Thank you and God bless you!
Greetings from Koro!
It is Tabaski season so everything had to pause; even the negotiation of peace in northern Mali did not make an exception. The Tabaski season impacts every aspect of life. School starting was postponed one week. One thing is most important - get your lamb for the Tabaski !!! Bamako streets were jammed by sheep. The means don’t matter: buy, borrow, win a lottery or in the extreme case, even steal; all that seems to matter is to get the lamb. One lamb to honor the family’s devotion to the Muslim religion, for the family to look like the others the whole year. In some families, the skin of the animal is kept and used as a prayer mat. Tradition is to imitate Abraham in offering a sacrifice to God.
(You may read more about Tabaski here. It is the biggest festival every year in Mali. The date changes depending on the lunar calendar: )
Tabaski info link
School is starting very slowly due to the fact that people are coming from Tabaski feast and you hear the refrain “There is no more money to face other expenses after Tabaski” when they are asked to buy uniforms or pay tuition.
We have started this school year with 78 students including 28 newcomers so far and we are hoping for more as people see the new changes and improvements we plan to make.
My second week in Koro is ending. So many things still need to be done when I look at my “Made in U.S.A to do list”- a list that I had made during my six week stay while thinking of the work I want to get done here in very short term; however I thank God for the little I was able to do by His grace.
My first activities have been to finish repairing the benches; remaking the 3 grass walled classes that we will use for first, second and third grades; test, interview and hire some new teachers; and time tables for the teachers and students; parents and teachers meeting; exploring possibility of buying adjacent land to the land we have etc…
We had the first teachers meeting which allowed us to debate openly some changes including: extra student care to help the challenged students, the uniform requirement from 1st of November; teacher uniforms and the Grace Student Day preparation. The increase in salary was well appreciated. In return of the praise we gave to the teachers for good work during the past year, the teachers on return openly congratulated the administration for faithfully paying them.

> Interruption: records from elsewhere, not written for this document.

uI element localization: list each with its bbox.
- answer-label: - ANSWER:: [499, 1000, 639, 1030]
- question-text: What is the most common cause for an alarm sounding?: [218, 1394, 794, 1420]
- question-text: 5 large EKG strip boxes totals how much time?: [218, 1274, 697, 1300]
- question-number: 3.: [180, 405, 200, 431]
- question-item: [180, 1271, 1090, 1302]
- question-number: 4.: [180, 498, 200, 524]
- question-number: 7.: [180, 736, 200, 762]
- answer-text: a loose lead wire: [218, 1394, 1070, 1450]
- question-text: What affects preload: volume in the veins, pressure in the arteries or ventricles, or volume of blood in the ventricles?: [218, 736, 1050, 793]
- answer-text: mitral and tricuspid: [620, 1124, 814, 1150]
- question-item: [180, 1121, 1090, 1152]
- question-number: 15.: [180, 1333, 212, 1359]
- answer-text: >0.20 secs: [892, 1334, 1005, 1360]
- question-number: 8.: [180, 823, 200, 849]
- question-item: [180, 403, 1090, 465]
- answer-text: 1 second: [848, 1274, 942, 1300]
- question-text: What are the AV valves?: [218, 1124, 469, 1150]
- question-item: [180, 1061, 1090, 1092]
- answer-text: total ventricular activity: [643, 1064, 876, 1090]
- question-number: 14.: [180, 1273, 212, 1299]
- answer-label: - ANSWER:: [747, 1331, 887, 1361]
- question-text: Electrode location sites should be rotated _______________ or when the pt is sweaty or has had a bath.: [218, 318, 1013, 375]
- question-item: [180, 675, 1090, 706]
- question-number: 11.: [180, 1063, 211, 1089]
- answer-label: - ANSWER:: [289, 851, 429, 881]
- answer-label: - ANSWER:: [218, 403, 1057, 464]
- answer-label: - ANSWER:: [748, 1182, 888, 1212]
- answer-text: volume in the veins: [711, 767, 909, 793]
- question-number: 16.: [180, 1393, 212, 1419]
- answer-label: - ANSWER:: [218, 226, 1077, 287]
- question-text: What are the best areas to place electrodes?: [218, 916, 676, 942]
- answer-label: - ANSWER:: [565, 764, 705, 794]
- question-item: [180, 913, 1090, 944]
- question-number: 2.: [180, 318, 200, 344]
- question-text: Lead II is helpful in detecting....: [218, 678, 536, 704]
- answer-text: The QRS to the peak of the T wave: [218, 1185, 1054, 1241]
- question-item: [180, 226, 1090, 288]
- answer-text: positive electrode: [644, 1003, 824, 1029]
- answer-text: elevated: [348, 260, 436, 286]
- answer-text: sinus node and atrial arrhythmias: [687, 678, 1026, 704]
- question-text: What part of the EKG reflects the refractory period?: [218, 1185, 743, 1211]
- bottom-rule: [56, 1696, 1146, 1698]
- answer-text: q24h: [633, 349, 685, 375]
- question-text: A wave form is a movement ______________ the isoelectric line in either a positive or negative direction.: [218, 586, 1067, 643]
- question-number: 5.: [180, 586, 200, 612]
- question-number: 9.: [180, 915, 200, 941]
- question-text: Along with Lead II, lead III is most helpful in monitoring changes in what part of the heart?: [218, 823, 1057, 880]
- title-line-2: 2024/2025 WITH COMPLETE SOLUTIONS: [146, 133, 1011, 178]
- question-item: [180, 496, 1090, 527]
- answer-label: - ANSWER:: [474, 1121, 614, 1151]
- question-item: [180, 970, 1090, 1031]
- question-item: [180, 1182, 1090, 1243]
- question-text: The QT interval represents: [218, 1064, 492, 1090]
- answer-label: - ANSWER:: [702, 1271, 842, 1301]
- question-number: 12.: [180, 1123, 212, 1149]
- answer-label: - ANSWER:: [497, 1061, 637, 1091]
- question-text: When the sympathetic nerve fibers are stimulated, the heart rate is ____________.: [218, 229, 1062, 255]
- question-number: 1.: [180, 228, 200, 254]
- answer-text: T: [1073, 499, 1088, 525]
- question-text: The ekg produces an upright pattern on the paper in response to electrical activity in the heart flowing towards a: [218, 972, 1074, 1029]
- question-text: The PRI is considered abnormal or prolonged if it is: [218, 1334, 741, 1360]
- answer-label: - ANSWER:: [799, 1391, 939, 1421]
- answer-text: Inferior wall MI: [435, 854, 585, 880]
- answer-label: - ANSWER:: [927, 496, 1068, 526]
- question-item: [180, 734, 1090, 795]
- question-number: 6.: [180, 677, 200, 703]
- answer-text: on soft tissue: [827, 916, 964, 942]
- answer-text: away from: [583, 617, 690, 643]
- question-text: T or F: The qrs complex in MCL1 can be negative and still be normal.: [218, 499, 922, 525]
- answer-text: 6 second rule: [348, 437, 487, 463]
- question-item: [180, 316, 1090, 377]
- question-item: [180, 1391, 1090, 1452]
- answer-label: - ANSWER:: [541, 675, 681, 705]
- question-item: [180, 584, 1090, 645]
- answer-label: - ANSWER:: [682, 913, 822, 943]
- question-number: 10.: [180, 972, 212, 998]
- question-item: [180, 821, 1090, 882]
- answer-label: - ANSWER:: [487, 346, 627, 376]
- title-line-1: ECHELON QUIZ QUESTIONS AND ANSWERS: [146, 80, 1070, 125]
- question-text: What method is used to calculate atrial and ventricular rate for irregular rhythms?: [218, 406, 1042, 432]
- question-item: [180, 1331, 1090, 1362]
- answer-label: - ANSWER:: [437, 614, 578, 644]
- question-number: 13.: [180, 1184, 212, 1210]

The idea of text books for all students was not believed but welcomed with a laugh as Sara did when hearing prophesy on the birth of a child at her age; to say it short this is believed “unbelievable!!!!!!” This doubt is easily understandable because none of us, present at the meeting have had textbooks in all subjects as a student.
Please thank God for the students He has untrusted us for this School Year and pray that we have a good and successful school year.
Pray for wisdom and knowledge for the teachers to share with the students.
Thank you for reading this!!
God bless you!!!
“You might be poor, your shoes might be broken, but your mind is a palace.”